Last updated on March 31, 2019
A few weeks ago, I received an email from one of my PhD students asking me whether I could help him interpret his coefficient estimates, given that his outcome variables was measured using an unfamiliar scale.
I told him to standardize his outcome variable, which would allow interpreting the estimate of coefficient b in the following regression
(1) y = a + bD + e
as follows, assuming a dichotomous treatment D: On average, when a unit goes from untreated (i.e., D = 0) to treated (i.e., D = 1), y increases by b standard deviations.
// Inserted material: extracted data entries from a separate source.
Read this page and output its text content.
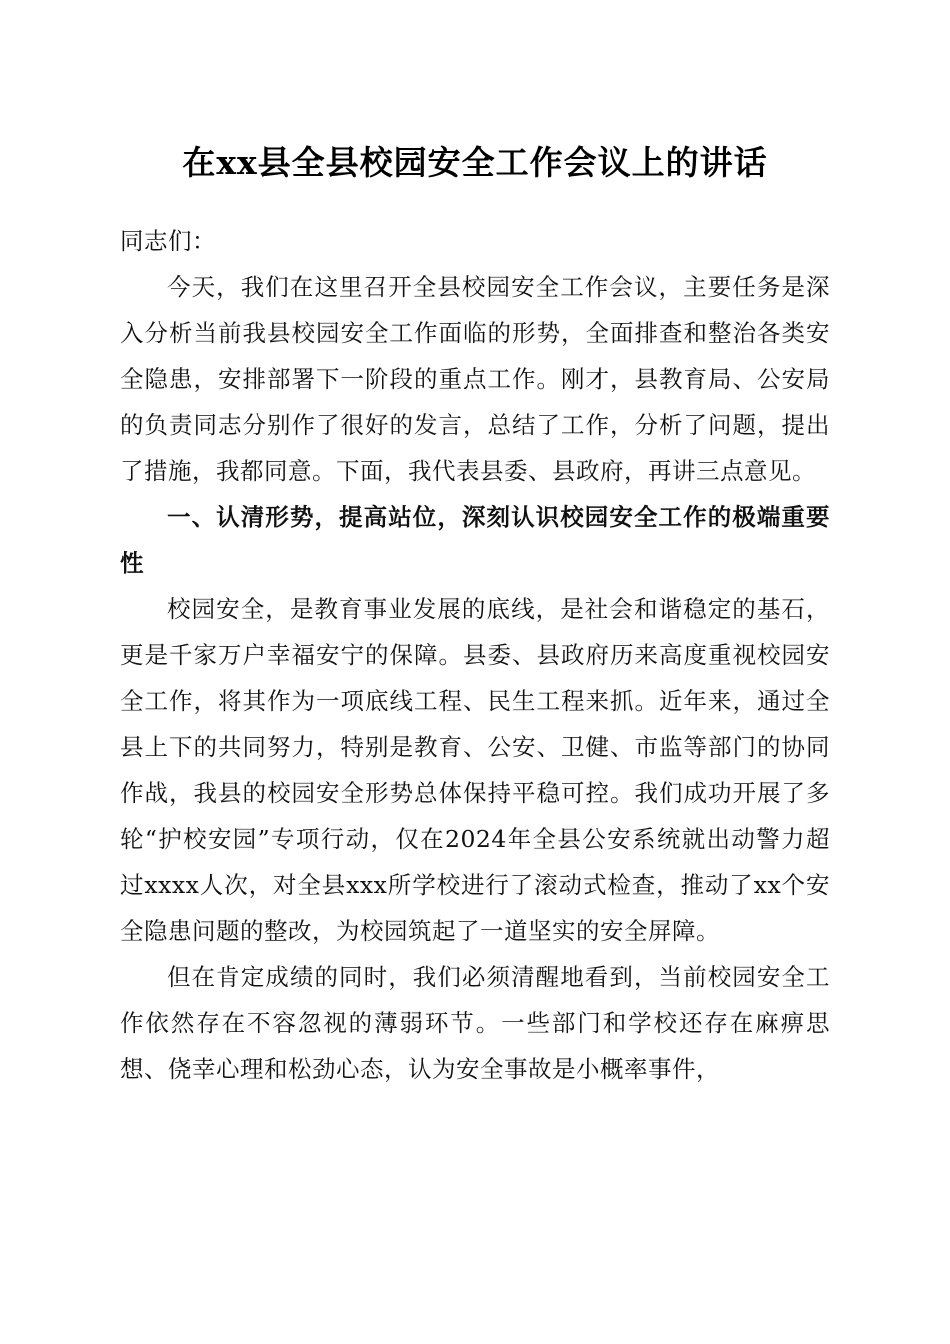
在xx县全县校园安全工作会议上的讲话

同志们：

今天，我们在这里召开全县校园安全工作会议，主要任务是深入分析当前我县校园安全工作面临的形势，全面排查和整治各类安全隐患，安排部署下一阶段的重点工作。刚才，县教育局、公安局的负责同志分别作了很好的发言，总结了工作，分析了问题，提出了措施，我都同意。下面，我代表县委、县政府，再讲三点意见。

一、认清形势，提高站位，深刻认识校园安全工作的极端重要性

校园安全，是教育事业发展的底线，是社会和谐稳定的基石，更是千家万户幸福安宁的保障。县委、县政府历来高度重视校园安全工作，将其作为一项底线工程、民生工程来抓。近年来，通过全县上下的共同努力，特别是教育、公安、卫健、市监等部门的协同作战，我县的校园安全形势总体保持平稳可控。我们成功开展了多轮“护校安园”专项行动，仅在2024年全县公安系统就出动警力超过xxxx人次，对全县xxx所学校进行了滚动式检查，推动了xx个安全隐患问题的整改，为校园筑起了一道坚实的安全屏障。

但在肯定成绩的同时，我们必须清醒地看到，当前校园安全工作依然存在不容忽视的薄弱环节。一些部门和学校还存在麻痹思想、侥幸心理和松劲心态，认为安全事故是小概率事件，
For example, suppose you are interested in looking at the effect of taking a test-prep class D on someone’s quantitative GRE score, which is scored on a scale of 130 to 170.
Suppose you have data on a number of test takers’ quantitative GRE scores and whether they took a test-prep class. You estimate equation (1) above and an estimate of a equal to 140 and an estimate of b equal to 10.
(The example in this post is entirely fictitious, for what it’s worth; I have never taken a test-prep class for the GRE nor did I ever estimate anything involving data on GRE scores.)
Suppose further that, like me, you took the test a long time ago, when each section of the GRE was scored on a scale of 200 to 800,* so that the 130-170 scale is really unfamiliar to you. How would you assess whether taking the test-prep class is worth it (assuming, for the sake of argument, that b is identified)?
Standardizing y would go a long way toward helping you, because it would allow expressing the impact of the test-prep class in a familiar quantity. How do you standardize? Simply by taking the variable that is expressed in unfamiliar terms (here, GRE test scores), subtracting the mean from each observation, and dividing each observation minus the mean by the variable’s standard deviation. In other words,
(2) y’ = (y – m)/s,
where y’ is the standardized version of y, m is the mean of y, and s is the standard deviation of y. You would then estimate
(3) y’ = a + bD + e,
where the estimate of b becomes the effect measured in standard deviations of y instead of in points on the test. So finding that the estimate of b in equation (3) is 0.15, you would conclude that taking the test-prep class would lead to an increase in one’s quantitative GRE score of 0.15 standard deviation.
You can standardize your outcome variable, a right-hand side (RHS) variable, or both. If you standardize an RHS variable, the interpretation becomes in terms of what happens to y in its own units if the standardized x increases by one standard deviation. If you standardize on both sides, the interpretation is in terms of standard deviation on both sides, or what happens to y (in standard deviations) for a one standard deviation increase in x. That really is all there is to standardization.
* Yes, I took the GRE before the analytical portion was a written essay. I am old.